On the other hand, Black women also receive the message that it is important to mask or contain signs of depression (Richardson & Wade, 1999). For instance, Schreiber et al. (2000) found that the women attempted to “manage their depression with grace and to live up to the cultural imperative to be strong” (p. 4). The women thought that suffering was a normal part of life and that one endured personal misery privately. Therefore, the results of the current study might mean that Black women with high levels of John Henryism are less likely to report depressive symptoms due to their investment in working hard and “being strong.” Thus, the negative association between John Henryism and depressive symptomatology could be an indication of either a buffering effect or a masking effect.
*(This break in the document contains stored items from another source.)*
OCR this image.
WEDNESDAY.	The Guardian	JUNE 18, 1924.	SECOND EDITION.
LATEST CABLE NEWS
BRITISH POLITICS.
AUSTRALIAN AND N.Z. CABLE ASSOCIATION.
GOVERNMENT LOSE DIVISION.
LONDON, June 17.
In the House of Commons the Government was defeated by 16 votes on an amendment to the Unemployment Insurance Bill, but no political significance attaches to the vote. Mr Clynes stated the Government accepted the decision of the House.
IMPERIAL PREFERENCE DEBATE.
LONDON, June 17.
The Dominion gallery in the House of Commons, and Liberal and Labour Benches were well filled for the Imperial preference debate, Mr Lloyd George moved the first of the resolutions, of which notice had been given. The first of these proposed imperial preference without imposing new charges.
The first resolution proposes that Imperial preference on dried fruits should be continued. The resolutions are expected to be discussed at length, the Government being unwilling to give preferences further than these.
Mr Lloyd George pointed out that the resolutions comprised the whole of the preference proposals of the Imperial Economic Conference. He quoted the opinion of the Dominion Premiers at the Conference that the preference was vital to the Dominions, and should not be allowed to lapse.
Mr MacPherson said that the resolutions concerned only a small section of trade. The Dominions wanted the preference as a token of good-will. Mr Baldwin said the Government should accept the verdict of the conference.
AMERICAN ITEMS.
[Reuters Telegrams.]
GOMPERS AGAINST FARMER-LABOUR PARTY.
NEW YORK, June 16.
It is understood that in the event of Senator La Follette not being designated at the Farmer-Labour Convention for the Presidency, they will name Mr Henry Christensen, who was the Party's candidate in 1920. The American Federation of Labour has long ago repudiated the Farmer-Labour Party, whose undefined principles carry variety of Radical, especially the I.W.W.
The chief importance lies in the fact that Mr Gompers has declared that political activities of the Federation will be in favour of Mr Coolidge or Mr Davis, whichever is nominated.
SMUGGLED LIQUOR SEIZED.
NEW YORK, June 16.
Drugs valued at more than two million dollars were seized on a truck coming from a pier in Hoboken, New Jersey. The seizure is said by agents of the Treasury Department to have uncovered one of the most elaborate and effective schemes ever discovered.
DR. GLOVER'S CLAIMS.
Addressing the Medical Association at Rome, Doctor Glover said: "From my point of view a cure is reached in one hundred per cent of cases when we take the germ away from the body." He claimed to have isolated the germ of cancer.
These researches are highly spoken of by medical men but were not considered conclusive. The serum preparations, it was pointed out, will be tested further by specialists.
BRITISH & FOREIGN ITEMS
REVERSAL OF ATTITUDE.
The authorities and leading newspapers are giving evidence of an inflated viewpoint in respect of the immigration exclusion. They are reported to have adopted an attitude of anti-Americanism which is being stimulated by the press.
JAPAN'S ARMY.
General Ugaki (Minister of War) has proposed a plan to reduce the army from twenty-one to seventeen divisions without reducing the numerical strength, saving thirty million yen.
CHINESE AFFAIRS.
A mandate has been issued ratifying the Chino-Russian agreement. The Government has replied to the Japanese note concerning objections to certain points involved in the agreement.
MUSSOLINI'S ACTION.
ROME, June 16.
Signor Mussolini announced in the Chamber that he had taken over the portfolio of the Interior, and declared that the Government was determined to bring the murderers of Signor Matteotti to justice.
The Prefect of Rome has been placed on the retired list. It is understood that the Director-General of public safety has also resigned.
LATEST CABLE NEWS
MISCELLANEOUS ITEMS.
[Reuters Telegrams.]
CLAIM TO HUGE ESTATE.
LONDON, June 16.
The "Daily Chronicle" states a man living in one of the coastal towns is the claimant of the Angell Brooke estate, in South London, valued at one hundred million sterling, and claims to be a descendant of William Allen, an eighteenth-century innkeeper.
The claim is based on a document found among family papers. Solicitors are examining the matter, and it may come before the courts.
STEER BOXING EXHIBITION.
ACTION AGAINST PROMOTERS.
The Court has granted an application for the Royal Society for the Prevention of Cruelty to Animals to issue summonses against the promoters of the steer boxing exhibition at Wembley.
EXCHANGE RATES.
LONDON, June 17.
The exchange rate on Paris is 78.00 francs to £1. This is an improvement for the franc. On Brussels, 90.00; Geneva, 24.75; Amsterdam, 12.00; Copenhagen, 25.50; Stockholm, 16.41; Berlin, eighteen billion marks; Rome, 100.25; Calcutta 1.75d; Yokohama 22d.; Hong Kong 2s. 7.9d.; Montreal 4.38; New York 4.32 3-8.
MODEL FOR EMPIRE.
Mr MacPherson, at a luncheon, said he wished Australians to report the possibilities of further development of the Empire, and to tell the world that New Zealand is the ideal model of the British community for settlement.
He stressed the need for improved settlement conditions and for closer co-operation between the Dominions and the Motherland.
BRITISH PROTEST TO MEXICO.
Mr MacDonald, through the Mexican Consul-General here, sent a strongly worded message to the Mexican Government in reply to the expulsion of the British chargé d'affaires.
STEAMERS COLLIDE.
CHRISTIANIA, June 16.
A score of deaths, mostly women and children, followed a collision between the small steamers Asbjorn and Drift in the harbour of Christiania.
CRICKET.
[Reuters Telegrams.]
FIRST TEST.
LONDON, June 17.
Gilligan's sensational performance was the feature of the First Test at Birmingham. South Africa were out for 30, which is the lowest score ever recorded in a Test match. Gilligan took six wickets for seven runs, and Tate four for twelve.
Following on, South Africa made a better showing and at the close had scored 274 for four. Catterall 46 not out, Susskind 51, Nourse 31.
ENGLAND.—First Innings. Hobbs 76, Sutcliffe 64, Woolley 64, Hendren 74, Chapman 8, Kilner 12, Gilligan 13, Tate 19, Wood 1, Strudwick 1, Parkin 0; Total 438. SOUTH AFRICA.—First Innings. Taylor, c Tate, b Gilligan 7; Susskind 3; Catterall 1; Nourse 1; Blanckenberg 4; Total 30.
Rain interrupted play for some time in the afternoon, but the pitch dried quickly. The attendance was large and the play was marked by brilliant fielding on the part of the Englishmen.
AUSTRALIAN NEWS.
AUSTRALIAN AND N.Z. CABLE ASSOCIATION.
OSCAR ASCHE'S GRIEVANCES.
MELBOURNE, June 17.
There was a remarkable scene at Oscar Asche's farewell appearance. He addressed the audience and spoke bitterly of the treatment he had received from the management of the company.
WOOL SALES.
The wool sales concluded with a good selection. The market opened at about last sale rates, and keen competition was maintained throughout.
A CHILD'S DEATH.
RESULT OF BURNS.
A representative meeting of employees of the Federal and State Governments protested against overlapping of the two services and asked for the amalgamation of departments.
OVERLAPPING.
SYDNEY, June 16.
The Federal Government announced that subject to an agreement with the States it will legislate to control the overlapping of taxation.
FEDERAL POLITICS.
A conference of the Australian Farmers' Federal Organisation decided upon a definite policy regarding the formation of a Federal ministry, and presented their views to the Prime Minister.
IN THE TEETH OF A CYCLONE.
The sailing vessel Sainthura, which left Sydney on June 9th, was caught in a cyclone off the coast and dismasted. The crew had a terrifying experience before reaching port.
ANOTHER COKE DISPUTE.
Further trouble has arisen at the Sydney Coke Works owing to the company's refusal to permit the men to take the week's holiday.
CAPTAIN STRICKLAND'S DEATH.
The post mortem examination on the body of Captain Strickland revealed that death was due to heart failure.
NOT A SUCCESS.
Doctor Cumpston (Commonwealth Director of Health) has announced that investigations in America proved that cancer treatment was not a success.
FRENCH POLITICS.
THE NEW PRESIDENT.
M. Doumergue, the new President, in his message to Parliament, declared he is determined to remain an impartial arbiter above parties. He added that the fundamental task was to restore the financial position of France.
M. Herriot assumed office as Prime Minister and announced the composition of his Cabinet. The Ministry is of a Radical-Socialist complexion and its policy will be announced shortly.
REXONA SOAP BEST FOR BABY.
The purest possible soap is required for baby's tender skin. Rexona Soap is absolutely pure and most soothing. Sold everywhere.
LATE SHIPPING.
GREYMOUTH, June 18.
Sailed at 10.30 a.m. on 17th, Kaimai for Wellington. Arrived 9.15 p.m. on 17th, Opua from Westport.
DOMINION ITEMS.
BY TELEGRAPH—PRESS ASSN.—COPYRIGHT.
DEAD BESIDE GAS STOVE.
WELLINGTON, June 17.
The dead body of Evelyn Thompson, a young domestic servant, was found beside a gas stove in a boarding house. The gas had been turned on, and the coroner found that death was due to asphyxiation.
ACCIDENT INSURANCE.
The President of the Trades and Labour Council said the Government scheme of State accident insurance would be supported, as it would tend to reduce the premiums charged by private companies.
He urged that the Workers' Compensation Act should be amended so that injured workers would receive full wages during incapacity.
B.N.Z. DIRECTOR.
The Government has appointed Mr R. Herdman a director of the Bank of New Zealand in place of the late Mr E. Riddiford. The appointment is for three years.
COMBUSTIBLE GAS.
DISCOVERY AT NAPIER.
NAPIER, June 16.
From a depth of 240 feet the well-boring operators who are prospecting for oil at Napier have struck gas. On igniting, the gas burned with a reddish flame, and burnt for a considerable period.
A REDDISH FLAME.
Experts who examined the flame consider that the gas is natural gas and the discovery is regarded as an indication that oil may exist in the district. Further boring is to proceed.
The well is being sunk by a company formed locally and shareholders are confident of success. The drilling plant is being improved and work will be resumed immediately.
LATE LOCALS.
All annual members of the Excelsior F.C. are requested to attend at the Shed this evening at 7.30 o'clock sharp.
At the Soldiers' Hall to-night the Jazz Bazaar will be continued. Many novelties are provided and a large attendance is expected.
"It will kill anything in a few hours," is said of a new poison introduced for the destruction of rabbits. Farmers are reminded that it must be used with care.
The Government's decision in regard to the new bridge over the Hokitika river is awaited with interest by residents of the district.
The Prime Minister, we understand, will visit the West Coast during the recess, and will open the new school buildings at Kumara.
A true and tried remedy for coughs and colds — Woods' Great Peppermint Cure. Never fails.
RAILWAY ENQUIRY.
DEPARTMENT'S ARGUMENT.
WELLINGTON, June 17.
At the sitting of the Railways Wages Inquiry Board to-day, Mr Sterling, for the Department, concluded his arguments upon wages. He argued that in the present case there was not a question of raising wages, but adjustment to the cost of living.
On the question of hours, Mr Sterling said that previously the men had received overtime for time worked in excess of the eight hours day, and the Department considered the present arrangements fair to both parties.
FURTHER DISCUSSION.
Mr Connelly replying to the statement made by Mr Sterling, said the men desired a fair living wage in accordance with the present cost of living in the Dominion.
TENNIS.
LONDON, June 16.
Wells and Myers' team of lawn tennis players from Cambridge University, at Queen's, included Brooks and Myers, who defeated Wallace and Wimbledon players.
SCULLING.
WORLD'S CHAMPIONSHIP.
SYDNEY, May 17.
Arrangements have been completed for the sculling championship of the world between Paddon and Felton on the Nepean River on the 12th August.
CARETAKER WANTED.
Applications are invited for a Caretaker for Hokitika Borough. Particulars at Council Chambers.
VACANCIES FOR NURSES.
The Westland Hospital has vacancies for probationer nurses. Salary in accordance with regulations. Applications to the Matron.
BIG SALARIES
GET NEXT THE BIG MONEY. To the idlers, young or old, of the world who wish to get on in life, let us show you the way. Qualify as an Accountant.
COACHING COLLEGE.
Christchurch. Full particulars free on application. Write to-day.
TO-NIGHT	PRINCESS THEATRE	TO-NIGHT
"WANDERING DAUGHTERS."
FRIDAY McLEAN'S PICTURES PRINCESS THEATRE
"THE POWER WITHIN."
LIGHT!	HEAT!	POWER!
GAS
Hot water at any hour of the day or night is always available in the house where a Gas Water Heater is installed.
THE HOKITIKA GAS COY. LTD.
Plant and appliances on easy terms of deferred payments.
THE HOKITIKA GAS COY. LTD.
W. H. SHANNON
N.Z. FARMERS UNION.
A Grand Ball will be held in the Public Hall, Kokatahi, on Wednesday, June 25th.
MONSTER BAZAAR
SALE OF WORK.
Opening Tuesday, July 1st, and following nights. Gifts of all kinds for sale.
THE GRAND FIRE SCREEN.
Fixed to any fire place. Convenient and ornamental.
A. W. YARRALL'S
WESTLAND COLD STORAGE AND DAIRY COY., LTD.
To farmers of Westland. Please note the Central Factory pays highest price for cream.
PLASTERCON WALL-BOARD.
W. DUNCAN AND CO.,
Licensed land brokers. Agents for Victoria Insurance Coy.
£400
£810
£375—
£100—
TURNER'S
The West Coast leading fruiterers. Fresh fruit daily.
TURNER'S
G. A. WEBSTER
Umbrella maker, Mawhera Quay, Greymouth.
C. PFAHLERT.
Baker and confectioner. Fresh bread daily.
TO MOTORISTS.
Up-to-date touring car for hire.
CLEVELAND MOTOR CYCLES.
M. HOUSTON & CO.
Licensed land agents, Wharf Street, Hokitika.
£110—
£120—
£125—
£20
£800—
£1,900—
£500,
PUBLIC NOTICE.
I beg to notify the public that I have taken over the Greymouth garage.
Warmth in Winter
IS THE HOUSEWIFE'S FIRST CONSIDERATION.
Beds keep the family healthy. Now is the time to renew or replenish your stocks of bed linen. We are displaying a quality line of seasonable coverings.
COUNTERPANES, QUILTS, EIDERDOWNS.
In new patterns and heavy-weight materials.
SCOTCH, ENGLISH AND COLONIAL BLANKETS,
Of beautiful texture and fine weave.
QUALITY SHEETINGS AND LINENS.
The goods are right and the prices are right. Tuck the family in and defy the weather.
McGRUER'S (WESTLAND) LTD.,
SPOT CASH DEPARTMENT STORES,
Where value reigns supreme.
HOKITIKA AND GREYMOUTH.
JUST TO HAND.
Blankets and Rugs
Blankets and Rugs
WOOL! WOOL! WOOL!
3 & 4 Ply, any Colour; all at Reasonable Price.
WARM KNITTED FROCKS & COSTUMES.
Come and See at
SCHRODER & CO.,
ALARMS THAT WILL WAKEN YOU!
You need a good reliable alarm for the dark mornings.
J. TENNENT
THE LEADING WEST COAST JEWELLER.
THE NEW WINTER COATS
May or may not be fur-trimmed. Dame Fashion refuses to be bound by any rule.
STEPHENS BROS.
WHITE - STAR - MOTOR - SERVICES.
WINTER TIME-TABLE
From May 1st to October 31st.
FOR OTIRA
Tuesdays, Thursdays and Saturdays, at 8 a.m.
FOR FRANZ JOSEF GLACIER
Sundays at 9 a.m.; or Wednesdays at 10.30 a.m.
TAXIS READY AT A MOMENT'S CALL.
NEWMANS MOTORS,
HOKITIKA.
This idea complicates our understanding of depression in Black women, suggesting that the presence of John Henryism in Black women may either buffer or mask depressive symptoms.
This study provides further evidence that perceived social support in Black women is linked to less depressive symptoms. For practitioners, insuring that Black women are connected to supportive friends and family in their community is important. Finally, this study demonstrated that perceived social support, a variable typically associated with psychological well-being, is positively related to John Henryism. Thus, Black women who are active copers may perceive more social support in their lives. The positive association between John Henryism and social supports adds to the potential mental health benefits of John Henryism in Black women.
Future research should consider the potential of John Henryism as having a positive and/or beneficial impact on individual’s well-being. For example, John Henryism may serve as moderator between significant stress (e.g., perceived racism) and depression or other mental health constructs. Additionally, examinations of John Henryism as a measure of strength, empowerment, or resilience in specific high-stress situations (e.g., domestic violence) could be explored. On the other hand, the high effort coping of John Henryism might actually serve to mask psychological symptoms. Thus, teasing apart the mechanism underlying John Henryism would be critical. Kiecolt et al. (2009) speculated that John Henryism might have a curvilinear relationship with mental health where until a certain threshold it has a positive effect, but beyond that point John Henryism might increase psychological distress. Moreover, it would be interesting to note how John Henryism relates to Black women’s willingness to seek professional help for mental health issues.
Conclusion
This study extended previous research in a number of consequential ways. First, it expanded our understanding of John Henryism as it relates to psychological distress and psychological well-being. John Henryism has typically been associated with negative physical health outcomes; however, this study provided an alternative view of this style of active coping. Moreover, given that we know so little about the experience of Black females that have depressive symptoms, this knowledge provides a broader understanding of John Henryism, depressive symptomatology, and perceived social support in Black women. These results add to a new and upcoming perspective that John Henryism may not be always harmful but may actually prove advantageous. John Henryism has the potential to have a positive influence on mental health and could be a source of resilience, empowerment, and well-being in Black women.
Footnotes
Declaration of Conflicting Interests
The authors declared no potential conflicts of interest with respect to the research, authorship, and/or publication of this article.
Funding
This study was part of a larger study funded by the National Institute of Mental Health (Grant # 1R24MH65482-01).